However, despite the innovation around flavour pairings and ingredients, there is an overall disconnect in the way healthier options are presented.
Visual codes including colour and language associated with either diet or natural are misleading. The plethora of niche healthy brands using playful, child-like graphics or a craft brown paper, hand written approach has been done to the point of making them invisible on-shelf.
Surely our understanding of health has moved beyond natural with nutrition and nourishment taking priority. Brands need to appeal to a more “wellthy” audience with a focus on betterment. We need to engage the mindful nourishers, who are more conscious about their diets whilst embracing the hedonists who prioritise taste and convenience.
Brands such as Chika’s chickpea crisps and That’s it fruit and veg jerky, successfully engage us with contemporary design that is both stylish and straight-talking. They feel grown-up and don’t talk down us or chatter too much. Chika’s balances taste “An adventure in taste awaits” with credible health claims “Gluten free, no palm oil, Vegan and 100% natural”. The language on both brands is refreshingly simple, straight forward and easy to understand.
So if health = nutrition + nourishment and snacking means convenience, we need to re-imagine the visual codes.
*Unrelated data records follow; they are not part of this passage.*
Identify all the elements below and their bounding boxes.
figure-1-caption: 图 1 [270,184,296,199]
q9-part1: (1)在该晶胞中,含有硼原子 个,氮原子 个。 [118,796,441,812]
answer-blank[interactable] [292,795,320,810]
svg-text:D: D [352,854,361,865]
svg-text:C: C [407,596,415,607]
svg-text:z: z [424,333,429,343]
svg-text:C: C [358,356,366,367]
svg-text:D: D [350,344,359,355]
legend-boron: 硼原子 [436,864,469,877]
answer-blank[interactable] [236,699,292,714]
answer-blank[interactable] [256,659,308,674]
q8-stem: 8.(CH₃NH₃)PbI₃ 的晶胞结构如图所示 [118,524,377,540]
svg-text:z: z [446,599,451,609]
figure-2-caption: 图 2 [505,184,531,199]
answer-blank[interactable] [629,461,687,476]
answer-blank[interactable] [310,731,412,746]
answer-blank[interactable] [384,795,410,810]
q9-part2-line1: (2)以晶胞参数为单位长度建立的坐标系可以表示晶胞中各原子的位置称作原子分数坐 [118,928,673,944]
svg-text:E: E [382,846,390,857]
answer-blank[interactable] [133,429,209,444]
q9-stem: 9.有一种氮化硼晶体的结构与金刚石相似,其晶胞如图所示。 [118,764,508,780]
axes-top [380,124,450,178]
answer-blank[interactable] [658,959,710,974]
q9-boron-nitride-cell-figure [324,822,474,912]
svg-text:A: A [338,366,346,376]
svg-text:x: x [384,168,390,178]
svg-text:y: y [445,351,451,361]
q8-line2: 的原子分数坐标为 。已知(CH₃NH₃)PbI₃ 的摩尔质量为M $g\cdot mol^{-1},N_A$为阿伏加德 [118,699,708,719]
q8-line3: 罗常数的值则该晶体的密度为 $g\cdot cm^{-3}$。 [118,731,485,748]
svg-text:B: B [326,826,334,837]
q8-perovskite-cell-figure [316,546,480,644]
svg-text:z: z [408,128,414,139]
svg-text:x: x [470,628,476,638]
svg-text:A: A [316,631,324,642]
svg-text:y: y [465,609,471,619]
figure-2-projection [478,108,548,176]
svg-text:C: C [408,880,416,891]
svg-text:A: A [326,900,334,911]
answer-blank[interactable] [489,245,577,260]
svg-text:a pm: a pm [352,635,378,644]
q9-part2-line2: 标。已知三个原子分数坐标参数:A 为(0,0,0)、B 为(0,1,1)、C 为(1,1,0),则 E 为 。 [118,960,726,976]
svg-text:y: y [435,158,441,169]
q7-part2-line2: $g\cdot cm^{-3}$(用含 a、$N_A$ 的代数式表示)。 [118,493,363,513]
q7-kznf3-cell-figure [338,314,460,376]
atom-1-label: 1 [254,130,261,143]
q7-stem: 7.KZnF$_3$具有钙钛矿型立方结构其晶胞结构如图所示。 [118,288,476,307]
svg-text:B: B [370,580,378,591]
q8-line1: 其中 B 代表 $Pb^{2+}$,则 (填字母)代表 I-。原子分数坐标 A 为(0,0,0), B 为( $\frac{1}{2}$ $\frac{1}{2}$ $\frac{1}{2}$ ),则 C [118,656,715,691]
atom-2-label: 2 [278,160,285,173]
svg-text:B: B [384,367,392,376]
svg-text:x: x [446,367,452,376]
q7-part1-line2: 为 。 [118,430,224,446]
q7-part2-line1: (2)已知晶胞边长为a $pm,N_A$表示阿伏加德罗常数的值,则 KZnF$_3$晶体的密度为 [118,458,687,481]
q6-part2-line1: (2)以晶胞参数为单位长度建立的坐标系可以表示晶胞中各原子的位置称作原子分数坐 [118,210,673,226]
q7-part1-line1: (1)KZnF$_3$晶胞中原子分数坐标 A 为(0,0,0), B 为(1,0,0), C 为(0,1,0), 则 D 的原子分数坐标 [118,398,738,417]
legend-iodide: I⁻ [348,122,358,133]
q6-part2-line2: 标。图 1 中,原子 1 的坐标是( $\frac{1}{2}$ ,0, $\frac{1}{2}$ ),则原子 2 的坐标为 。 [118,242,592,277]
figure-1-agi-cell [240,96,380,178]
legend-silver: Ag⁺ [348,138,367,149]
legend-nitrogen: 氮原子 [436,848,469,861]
Brands should be taking the mystery out of health with labelling that is super simple and super clear. Show us your product credentials, don’t hide them on back of pack. Use Colours that are vibrant to reflect flavour and taste; a tone of voice that is positive not punitive; a brand that engages us in conversation rather than a lecture; that is straight-talking, honest and generous.
And the positivity shouldn’t stop at nutrition. Ethical stories, community support and sustainability all play an equally important part in feeding our conscience as well as our bodies.